Tips for Training Neural Networks¶
The following are tips for training neural networks based on Andrej Karpathy's blog post.
General Philosophy¶
-
Neural networks are a leaky abstraction:
- Despite simple APIs suggesting plug-and-play convenience, successful training requires deep understanding
- Common libraries hide complexity but don't eliminate the need for foundational knowledge
-
Neural networks fail silently:
- Errors are typically logical rather than syntactical, rarely triggering immediate exceptions
- Mistakes often subtly degrade performance, making debugging challenging
Recommended Training Process¶
Core Principles¶
- Patience and attention to detail are critical
- Start from simplest possible setup, progressively adding complexity
- Continuously validate assumptions and visualize intermediate results
Deep Learning Recipe¶
Step 1: Data Exploration¶
- Spend substantial time manually inspecting data
-
Look for the following data issues:
- Duplicate or corrupted data
- Imbalanced distributions
- Biases and potential patterns
-
Think qualitatively:
- Which features seem important?
- Can you remove noise or irrelevant information?
- Understand label quality and noise level
-
Write simple scripts to filter/sort and visualize data distributions/outliers
Step 2: Build Training Code¶
- Build a basic training/evaluation pipeline using a simple model (linear classifier or small CNN)
-
Best practices at this stage:
- Fix random seed: Ensures reproducibility
- Simplify: Disable data augmentation or other complexity initially
- Full test evaluation: Run tests on entire datasets; avoid reliance on smoothing metrics
- Verify loss at initialization: Ensure correct loss values at initialization (e.g., -log(1/n_classes))
- Proper Initialization: Set final layer biases according to data distribution
- Human baseline: Measure human-level accuracy for reference
- Input-independent baseline: Check that your model learns something beyond trivial solutions
- Overfit a tiny dataset: Confirm your network can achieve near-zero loss on a single batch—essential debugging step
- Visualizations: Regularly visualize inputs immediately before entering the model, predictions over training time, and loss dynamics
- Check dependencies with gradients: Use backward pass to debug vectorization and broadcasting issues
- Generalize incrementally: Write simple, explicit implementations first; vectorize/generalize later
Step 3: Overfitting¶
-
Goal of the overfitting first for smaller batch size is to:
- Ensure your model can at least perfectly memorize the training set (overfit)
- If your model can't overfit, you likely have bugs or incorrect assumptions
- Tips for this stage:
- Don't be creative initially: Use established architectures first (e.g., ResNet-50 for images) - Use Adam optimizer initially: Learning rate ~ 3e-4; Adam is forgiving compared to SGD - Add complexity carefully: Introduce inputs or complexity gradually - Disable learning rate decay initially: Use a fixed learning rate until very late
Step 4: Regularization¶
- Once you've achieved overfitting, regularize to improve validation accuracy
-
Recommended regularization methods:
- Add more real data: Most effective regularizer
- Data augmentation: Simple augmentation can dramatically help
- Creative augmentation: Domain randomization, synthetic/partially synthetic data, GAN-generated samples
- Pretrained models: Almost always beneficial
- Avoid overly ambitious unsupervised methods: Stick with supervised learning
- Reduce input dimensionality: Eliminate irrelevant or noisy features
- Simplify architecture: Remove unnecessary parameters (e.g., average pooling vs. fully connected layers)
- Smaller batch size: Stronger regularization effect with batch normalization
- Dropout carefully: Use spatial dropout (dropout2d) for CNNs cautiously (interacts badly with batch norm)
- Weight decay: Strengthen weight regularization
- Early stopping: Halt training based on validation performance
- Larger model with early stopping: Larger networks sometimes generalize better when stopped early
Step 5: Hyperparameter Tuning¶
- Use random search, not grid search: Better coverage, especially with many hyperparameters
- Bayesian optimization tools can help, but practical gains might be limited.
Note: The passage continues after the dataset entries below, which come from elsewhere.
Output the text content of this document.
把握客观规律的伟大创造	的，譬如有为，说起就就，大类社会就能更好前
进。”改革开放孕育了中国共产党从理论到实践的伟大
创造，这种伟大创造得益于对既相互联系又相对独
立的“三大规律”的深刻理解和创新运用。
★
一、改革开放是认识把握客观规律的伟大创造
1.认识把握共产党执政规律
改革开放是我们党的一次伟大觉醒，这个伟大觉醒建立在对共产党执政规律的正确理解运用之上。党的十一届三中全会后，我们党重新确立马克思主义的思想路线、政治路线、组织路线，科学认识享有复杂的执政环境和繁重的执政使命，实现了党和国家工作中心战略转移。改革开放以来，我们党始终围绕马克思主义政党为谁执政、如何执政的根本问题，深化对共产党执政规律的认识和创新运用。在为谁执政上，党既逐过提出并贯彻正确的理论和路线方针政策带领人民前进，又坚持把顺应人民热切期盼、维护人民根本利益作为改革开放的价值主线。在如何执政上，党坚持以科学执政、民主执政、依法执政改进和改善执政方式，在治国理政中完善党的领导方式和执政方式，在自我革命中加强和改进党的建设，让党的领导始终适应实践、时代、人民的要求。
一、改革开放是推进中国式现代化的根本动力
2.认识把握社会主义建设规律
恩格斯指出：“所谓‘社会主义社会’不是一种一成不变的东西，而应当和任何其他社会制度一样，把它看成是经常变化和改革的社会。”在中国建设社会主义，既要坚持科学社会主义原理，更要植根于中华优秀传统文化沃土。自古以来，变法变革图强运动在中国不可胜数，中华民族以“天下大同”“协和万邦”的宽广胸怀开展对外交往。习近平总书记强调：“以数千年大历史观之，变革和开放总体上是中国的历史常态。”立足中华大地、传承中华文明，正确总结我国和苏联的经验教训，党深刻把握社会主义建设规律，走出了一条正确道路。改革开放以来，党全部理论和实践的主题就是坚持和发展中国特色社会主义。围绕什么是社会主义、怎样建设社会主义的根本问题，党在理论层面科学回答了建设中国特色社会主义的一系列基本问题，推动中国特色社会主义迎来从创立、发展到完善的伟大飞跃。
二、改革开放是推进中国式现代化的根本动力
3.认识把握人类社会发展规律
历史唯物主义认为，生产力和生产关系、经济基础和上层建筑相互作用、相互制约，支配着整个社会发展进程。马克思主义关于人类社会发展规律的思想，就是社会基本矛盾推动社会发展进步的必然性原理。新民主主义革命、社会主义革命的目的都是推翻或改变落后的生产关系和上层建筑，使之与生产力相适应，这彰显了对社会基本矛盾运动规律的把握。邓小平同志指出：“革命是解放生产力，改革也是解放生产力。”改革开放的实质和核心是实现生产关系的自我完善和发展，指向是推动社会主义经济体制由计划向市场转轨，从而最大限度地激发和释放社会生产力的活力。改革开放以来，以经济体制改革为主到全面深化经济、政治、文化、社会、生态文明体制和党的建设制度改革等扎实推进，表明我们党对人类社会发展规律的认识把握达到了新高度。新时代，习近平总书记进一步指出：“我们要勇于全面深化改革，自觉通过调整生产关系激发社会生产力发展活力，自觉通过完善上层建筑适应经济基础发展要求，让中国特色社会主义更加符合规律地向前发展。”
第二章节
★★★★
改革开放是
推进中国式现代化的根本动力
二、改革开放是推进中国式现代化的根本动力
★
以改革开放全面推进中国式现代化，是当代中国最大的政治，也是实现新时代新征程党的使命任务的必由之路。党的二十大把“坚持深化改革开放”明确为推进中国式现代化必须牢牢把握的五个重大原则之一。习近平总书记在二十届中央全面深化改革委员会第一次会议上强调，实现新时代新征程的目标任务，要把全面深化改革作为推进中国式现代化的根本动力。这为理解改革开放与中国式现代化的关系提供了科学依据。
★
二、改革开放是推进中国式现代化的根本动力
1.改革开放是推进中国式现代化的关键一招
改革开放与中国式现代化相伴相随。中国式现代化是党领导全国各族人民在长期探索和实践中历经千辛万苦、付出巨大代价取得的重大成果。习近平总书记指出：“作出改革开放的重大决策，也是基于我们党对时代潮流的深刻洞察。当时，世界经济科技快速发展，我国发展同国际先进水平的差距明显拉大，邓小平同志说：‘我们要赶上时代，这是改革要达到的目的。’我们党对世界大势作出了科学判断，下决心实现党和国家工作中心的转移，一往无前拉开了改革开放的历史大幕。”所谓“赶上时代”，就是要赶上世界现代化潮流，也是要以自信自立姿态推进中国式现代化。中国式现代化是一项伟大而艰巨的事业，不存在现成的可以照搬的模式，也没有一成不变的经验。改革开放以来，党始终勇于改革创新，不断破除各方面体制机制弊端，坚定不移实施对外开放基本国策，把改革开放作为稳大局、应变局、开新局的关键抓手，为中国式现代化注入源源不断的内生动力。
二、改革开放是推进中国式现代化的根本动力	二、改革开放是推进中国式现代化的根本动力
Focus on intuition and experimentation
Tune one by one ranking from most important to least important:
- Learning rate
- Weight decay
- Dropout rate
- Batch size
Step 6: Squeezing Out Final Performance¶
- Ensemble methods: Reliable 2% accuracy improvement
- Distillation: Compress ensemble into single model (knowledge distillation)
- Longer training: Don't prematurely stop training; often performance continues improving subtly
Final Checks¶
- Visualize first-layer weights (should look meaningful, not random noise)
- Check intermediate activations for artifacts or unexpected patterns
Conclusion¶
By following this disciplined process, you will: - Deeply understand your data and problem - Have high confidence in the correctness of your pipeline - Systematically explore complexity, building intuition and trust at each step
This methodical approach drastically reduces debugging complexity and increases your likelihood of achieving state-of-the-art results.